Some processors like those in the POWER series have counter groups. They enable access to specific groups of counters, instead of individual events. This presents a serious portability problem, thus PAPI abstracts hardware counters from their groups with a packed naming scheme. Each counter control value or event is made up of the counter group number and the number of the specific counter in that group.

PAPI can be divided into two layers of software. The upper layer consists of the API and machine independent support functions. The lower layer defines and exports a machine independent interface to machine dependent functions and data structures.
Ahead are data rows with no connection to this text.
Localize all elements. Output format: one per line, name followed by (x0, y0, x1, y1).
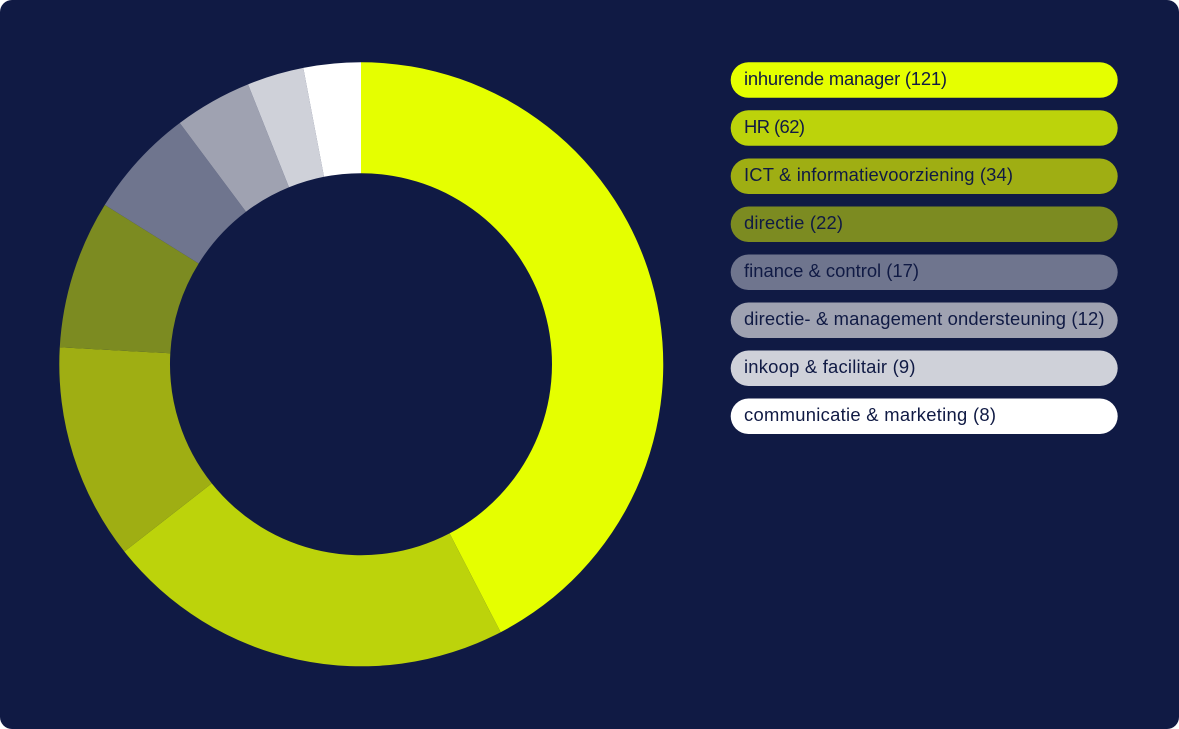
legend item: communicatie & marketing (731, 398, 1118, 434)
segment: finance & control (17) (105, 123, 246, 264)
legend item: directie- & management ondersteuning (731, 302, 1118, 338)
legend item: directie: directie (22) (744, 212, 843, 233)
legend item: inkoop & facilitair: inkoop & facilitair (9) (744, 356, 916, 377)
legend item: directie (731, 206, 1118, 242)
legend item: inhurende manager (731, 62, 1118, 98)
legend item: HR: HR (62) (744, 116, 805, 137)
legend item: finance & control (731, 254, 1118, 290)
legend item: ICT & informatievoorziening (731, 158, 1118, 194)
legend item: inkoop & facilitair (731, 350, 1118, 386)
donut chart (59, 62, 663, 666)
legend (731, 62, 1118, 434)
segment: communicatie & marketing (8) (303, 62, 361, 177)
legend item: ICT & informatievoorziening: ICT & informatievoorziening (34) (744, 164, 1013, 185)
legend item: finance & control: finance & control (17) (744, 260, 919, 281)
segment: directie (22) (60, 205, 199, 353)
segment: inhurende manager (121) (361, 62, 663, 632)
segment: ICT & informatievoorziening (34) (59, 347, 212, 552)
segment: HR (62) (124, 483, 501, 666)
legend item: communicatie & marketing: communicatie & marketing (8) (744, 404, 996, 425)
legend item: inhurende manager: inhurende manager (121) (744, 68, 947, 89)
segment: inkoop & facilitair (9) (248, 68, 324, 187)
legend item: HR (731, 110, 1118, 146)
legend item: directie- & management ondersteuning: directie- & management ondersteuning (12) (744, 308, 1104, 329)
segment: directie- & management ondersteuning (12) (180, 84, 289, 212)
These functions access the substrate, which may consist of the operating system, a kernel extension or assembly functions to directly access the processors registers. PAPI tries to use the most efficient and flexible of the three, depending on what is available. Naturally, the functionality of the upper layers heavily depends on that provided by the substrate. In cases where the substrates do not provide highly desirable features, PAPI attempts to emulate them as described below.

PAPI makes sure the underlying operating system or library guards against overflow of counter values. Each counter can potentially be incremented multiple times in a single clock cycle. This combined with increasing clock speeds and the small precision of some of the physical counters means that overflow is likely to occur.

One of the more advanced features of PAPI is to provide a portable implementation of asynchronous notification when counters exceed a user specified value. This functionality provides the basis for PAPI's SVR4 compatible profiling calls, that generate an accurate histogram of performance interrupts based on hardware metrics, not on time. Such functionality provides the basis for all line level performance analysis software, from the antiquated days of AT&T's prof to SGI's SpeedShop. Thus for any architecture with even the most rudimentary access to hardware performance counters, PAPI provides the foundation for a truly portable, source level, performance analysis tool based on real processor statistics.